El Contrato de Compraventa de un Coche
Un contrato de compraventa no es un simple trámite burocrático para «salir del paso». Es un acuerdo legal vinculante regulado por el Código Civil español (artículo 1445 y siguientes) que establece que una de las partes se obliga a entregar una cosa determinada (tu coche o moto) y la otra a pagar por ella un precio cierto, en dinero o signo que lo represente.
Cuando realizamos una transacción entre particulares, no tenemos la red de seguridad inmediata que ofrece un concesionario (como la garantía comercial de un año por ley de consumo). Aquí estamos en terreno civil. Si no hay un contrato de compraventa de coche bien redactado, estás desnudo ante cualquier reclamación futura. Imagina que vendes tu coche y, a los tres días, el comprador atropella a alguien o le ponen diez multas de radar antes de que haya hecho el cambio de titularidad en la DGT. Si no tienes un contrato que especifique la fecha y, ojo, la hora exacta de la entrega, esas multas te las comes tú.
Además, para el comprador, este documento es la prueba de propiedad hasta que la Jefatura de Tráfico expida el nuevo permiso de circulación a su nombre. Es el documento que demuestra que ese vehículo ya no pertenece al anterior dueño y que tú eres el legítimo propietario ante cualquier autoridad que te pare en la carretera.
Modelo de Contrato para Compraventa de Coche
No todos los contratos que encuentras en internet valen.
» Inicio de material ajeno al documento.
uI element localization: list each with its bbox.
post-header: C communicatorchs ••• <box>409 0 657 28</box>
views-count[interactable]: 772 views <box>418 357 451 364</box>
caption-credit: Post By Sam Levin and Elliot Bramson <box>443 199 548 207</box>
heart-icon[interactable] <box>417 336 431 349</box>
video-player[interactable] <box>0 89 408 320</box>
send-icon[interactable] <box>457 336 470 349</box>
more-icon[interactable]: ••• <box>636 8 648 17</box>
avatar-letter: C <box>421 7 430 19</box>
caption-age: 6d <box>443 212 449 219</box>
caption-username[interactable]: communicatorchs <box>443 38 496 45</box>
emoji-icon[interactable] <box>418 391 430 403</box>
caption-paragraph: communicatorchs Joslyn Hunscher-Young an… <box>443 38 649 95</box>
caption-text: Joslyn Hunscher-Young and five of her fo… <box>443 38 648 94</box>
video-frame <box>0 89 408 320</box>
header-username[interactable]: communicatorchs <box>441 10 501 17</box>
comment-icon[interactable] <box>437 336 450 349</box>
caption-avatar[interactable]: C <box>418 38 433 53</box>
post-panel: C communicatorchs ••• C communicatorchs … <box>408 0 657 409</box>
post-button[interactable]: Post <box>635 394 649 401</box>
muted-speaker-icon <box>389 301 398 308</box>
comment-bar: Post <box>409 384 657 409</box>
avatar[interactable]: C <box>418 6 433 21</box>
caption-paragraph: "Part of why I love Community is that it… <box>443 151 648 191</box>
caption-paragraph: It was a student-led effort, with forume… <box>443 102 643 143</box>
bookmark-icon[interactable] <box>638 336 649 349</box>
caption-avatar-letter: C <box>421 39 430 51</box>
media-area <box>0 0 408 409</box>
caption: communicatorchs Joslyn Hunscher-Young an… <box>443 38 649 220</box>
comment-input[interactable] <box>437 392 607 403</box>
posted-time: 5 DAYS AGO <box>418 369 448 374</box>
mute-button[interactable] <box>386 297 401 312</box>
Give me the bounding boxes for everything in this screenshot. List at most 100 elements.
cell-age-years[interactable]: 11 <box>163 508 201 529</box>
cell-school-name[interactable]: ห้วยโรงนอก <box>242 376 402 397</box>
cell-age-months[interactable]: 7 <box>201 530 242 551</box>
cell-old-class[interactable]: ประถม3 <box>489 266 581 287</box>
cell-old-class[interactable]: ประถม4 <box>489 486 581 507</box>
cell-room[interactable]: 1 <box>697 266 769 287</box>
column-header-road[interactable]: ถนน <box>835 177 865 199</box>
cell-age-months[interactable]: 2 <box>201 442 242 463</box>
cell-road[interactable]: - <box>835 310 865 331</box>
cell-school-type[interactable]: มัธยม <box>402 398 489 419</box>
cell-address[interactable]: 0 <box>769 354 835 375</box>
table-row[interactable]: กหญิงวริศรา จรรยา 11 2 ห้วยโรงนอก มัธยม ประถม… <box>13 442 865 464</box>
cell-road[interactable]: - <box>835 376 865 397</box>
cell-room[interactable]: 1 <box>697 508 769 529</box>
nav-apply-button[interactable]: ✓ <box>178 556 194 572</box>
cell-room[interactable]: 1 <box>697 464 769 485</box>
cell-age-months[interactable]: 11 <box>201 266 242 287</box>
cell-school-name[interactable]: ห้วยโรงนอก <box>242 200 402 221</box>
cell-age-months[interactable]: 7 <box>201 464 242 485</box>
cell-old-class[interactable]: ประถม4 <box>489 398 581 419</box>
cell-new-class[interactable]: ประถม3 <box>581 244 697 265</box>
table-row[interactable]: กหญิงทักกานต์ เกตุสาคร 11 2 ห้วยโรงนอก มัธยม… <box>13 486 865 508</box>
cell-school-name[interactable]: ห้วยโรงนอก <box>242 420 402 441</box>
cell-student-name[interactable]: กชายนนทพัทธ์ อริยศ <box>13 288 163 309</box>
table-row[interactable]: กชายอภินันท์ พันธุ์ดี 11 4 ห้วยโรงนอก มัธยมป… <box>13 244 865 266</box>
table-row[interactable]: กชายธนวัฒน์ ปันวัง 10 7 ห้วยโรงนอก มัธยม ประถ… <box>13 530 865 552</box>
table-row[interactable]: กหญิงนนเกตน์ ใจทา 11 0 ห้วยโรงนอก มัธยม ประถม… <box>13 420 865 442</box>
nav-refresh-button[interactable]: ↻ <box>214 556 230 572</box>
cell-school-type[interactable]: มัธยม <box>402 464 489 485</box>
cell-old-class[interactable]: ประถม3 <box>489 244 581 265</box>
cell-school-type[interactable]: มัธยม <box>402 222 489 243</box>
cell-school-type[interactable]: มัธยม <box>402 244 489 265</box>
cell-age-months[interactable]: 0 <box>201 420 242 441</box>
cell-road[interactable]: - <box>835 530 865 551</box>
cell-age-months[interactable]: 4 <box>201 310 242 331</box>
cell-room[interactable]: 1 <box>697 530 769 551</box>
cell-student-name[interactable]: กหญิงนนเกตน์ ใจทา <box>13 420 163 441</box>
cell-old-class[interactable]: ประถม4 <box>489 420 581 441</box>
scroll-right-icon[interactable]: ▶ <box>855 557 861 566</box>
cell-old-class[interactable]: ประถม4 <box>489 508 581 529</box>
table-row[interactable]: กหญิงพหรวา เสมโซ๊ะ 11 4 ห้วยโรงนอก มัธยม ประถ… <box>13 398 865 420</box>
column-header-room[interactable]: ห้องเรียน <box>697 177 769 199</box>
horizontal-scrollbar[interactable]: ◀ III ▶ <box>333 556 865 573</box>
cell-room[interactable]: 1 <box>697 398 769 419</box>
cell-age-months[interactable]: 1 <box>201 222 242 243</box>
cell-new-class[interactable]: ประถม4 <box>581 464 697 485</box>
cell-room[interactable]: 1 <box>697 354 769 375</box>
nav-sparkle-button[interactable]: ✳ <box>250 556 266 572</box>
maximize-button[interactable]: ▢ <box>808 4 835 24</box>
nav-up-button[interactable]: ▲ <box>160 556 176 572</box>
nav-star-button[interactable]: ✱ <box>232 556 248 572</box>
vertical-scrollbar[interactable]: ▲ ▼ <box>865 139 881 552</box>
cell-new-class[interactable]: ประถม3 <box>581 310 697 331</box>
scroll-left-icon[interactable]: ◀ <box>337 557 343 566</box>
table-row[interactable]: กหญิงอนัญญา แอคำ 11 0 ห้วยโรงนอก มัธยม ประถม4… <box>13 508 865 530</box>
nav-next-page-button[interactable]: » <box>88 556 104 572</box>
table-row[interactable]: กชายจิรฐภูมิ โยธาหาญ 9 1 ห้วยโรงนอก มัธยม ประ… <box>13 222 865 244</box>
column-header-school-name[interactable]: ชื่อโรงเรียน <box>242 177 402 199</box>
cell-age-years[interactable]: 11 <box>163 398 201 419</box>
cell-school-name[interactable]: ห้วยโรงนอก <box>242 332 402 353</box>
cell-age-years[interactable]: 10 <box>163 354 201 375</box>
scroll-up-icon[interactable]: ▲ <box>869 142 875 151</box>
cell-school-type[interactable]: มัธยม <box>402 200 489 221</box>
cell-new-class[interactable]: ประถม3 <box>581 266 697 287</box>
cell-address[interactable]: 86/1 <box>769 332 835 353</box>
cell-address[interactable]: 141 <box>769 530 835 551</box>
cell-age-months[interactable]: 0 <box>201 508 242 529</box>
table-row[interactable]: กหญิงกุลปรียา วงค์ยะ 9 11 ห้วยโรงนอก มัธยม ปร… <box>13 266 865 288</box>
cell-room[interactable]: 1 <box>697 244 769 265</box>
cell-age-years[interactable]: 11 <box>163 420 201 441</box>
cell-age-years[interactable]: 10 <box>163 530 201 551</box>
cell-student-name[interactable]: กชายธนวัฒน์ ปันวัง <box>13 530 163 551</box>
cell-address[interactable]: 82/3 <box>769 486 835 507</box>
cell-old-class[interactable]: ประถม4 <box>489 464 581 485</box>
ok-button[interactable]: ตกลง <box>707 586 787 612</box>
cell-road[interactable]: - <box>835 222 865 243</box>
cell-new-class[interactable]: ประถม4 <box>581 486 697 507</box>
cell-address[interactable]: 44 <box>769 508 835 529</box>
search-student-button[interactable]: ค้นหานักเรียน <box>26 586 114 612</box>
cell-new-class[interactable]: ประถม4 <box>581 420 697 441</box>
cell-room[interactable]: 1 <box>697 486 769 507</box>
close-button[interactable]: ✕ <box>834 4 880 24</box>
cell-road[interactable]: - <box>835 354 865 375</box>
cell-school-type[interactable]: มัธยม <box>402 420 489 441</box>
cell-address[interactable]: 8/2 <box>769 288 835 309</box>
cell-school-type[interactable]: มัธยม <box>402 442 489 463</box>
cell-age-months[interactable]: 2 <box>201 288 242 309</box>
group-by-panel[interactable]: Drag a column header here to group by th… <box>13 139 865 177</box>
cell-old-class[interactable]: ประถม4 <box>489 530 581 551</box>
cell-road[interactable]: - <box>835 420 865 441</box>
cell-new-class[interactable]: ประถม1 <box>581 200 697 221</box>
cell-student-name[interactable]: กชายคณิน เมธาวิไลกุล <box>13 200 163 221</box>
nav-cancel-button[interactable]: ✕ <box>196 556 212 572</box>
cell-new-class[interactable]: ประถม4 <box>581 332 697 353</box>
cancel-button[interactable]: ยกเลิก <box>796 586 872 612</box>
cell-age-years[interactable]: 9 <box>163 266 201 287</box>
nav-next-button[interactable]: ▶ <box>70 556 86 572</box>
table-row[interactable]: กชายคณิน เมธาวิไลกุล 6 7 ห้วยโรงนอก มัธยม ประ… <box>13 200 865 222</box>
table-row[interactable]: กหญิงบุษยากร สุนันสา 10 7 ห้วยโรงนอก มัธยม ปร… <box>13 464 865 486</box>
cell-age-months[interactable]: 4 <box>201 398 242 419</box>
Algunos son traducciones automáticas de leyes latinas o anglosajonas que no tienen validez en España. Para que una plantilla de contrato de compraventa entre particulares sea robusta y te proteja de verdad, debe contener una serie de apartados innegociables. Vamos a verlos con lupa.
Identificación Completa de las Partes
Parece obvio, pero es donde más errores se cometen. No basta con poner «Juan vende a Pedro». Necesitamos:
- Nombre y apellidos completos tal como aparecen en el DNI o NIE.
- Número de DNI/NIE vigente.
- Domicilio real de ambas partes (fundamental para notificaciones).
- Es muy recomendable verificar que el DNI de la otra persona es el original y que la foto coincide con quien tienes delante. Las estafas de suplantación de identidad están a la orden del día.
Descripción Detallada del Vehículo
Aquí no podemos escatimar en detalles. Un contrato de compraventa de vehículo debe radiografiar el objeto de la transacción:
- Marca y Modelo: No pongas solo «Ford Focus», especifica «Ford Focus 1.5 TDCi Trend».
- Matrícula: El dato más visible.
- Número de Bastidor (VIN): Es el ADN del coche. Comprueba que el número que aparece en los papeles coincide con el troquelado en el chasis del coche.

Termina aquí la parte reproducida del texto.